MADRID, 8 avril (EUROPA PRESS) –

Le ministre des Affaires étrangères, de l'Union européenne et de la Coopération, José Manuel Albares, a assuré que le président du gouvernement, Pedro Sánchez, n'aurait « aucun problème » à recevoir la leader de l'opposition vénézuélienne María Corina Machado, qui sera à Madrid le 18 avril avec l'ancien candidat à la présidentielle Edmundo González Urrutia.

Albares a rappelé qu'il avait déjà parlé « à plusieurs reprises » avec Machado et « qu'il est très libre de venir en Espagne ». Ainsi, il a indiqué que s'il sollicitait une rencontre ou en demandait une autre « à tout autre niveau », il n'y aurait « aucun problème pour l'obtenir ».

« Ce que nous voulons, c'est que le peuple du Venezuela – quel qu'il soit – soit son président de manière libre, démocratique, pacifique et authentiquement vénézuélienne.
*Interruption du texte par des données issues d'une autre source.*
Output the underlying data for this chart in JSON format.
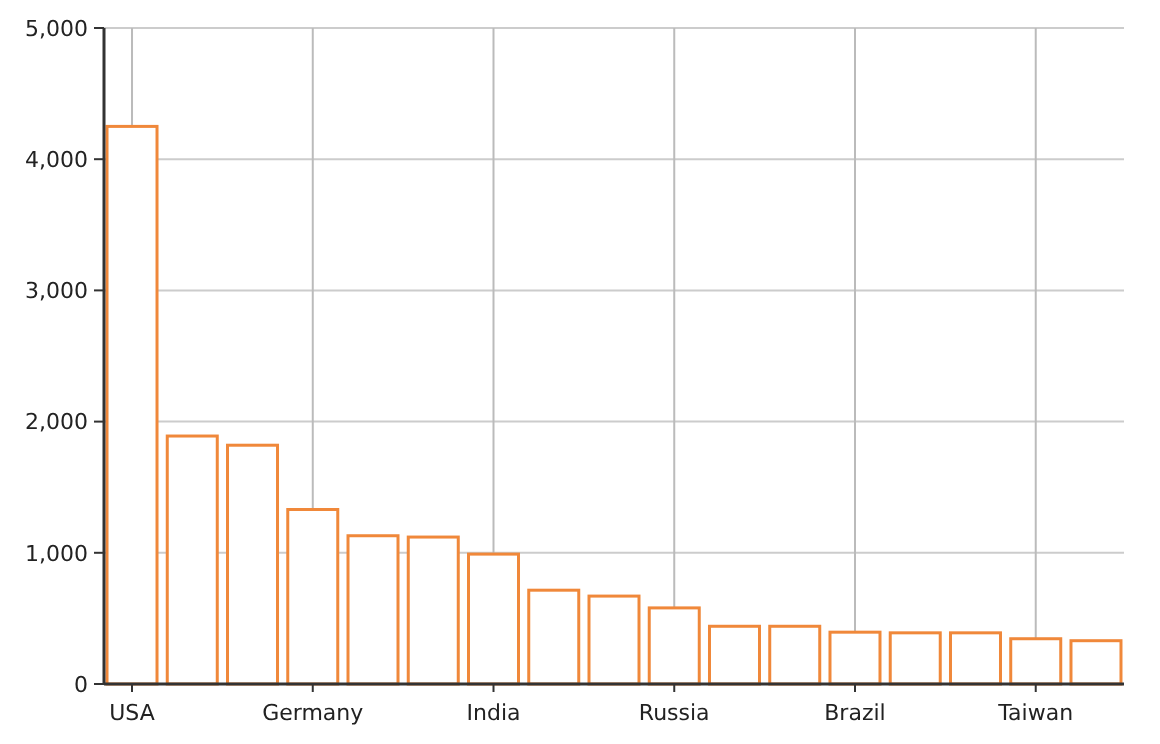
{
  "chart_data": {
    "type": "bar",
    "categories": [
      "USA",
      null,
      null,
      "Germany",
      null,
      null,
      "India",
      null,
      null,
      "Russia",
      null,
      null,
      "Brazil",
      null,
      null,
      "Taiwan",
      null
    ],
    "values": [
      4250,
      1890,
      1820,
      1330,
      1130,
      1120,
      990,
      715,
      670,
      580,
      440,
      440,
      395,
      390,
      390,
      345,
      330
    ],
    "color": "#f0883a",
    "ylim": [
      0,
      5000
    ],
    "yticks": [
      {
        "value": 0,
        "label": "0"
      },
      {
        "value": 1000,
        "label": "1,000"
      },
      {
        "value": 2000,
        "label": "2,000"
      },
      {
        "value": 3000,
        "label": "3,000"
      },
      {
        "value": 4000,
        "label": "4,000"
      },
      {
        "value": 5000,
        "label": "5,000"
      }
    ],
    "grid": true
  }
}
D'autres ont déjà pris leur décision ici, en Espagne, avant le vote », a-t-il prévenu.

ÉLECTIONS EN HONGRIE ET ​​VISITE DE VANCE

Interrogé sur le déroulement des élections en Hongrie dimanche prochain, le 12 avril, et sur la visite du vice-président américain, JD Vance, pour soutenir le premier ministre Viktor Orbán, Albares a répondu que la décision d'élire ses dirigeants appartient au peuple hongrois.

Selon lui, les élections démocratiques sont « un débat entre les citoyens de ce pays », où ils doivent écouter, « entre eux », les différentes offres en toute tranquillité et ensuite aller voter « librement » avec « une information véridique et une connaissance de chaque programme électoral ».

« Plus ils restent calmes, plus ce débat se déroule exclusivement entre les citoyens de ce pays, en l'occurrence la Hongrie, mieux c'est. Et qu'ils décident qui doit diriger leur pays », a-t-il réaffirmé.

Ainsi, il souhaitait que le gouvernement hongrois, comme dans tout autre pays européen, pratique les « valeurs européennes » qui impliquent de « travailler en équipe » et de défendre, à tout moment, « la tolérance, l'égalité, la pluralité » et le soutien à l'Ukraine « dans sa défense d'une guerre d'agression ».

Il a en outre rappelé que le gouvernement espagnol s'est « toujours » opposé aux veto d'Orbán sur l'aide à l'Ukraine car, comme il l'a dit, il s'agit de soutenir « une démocratie actuellement en danger ».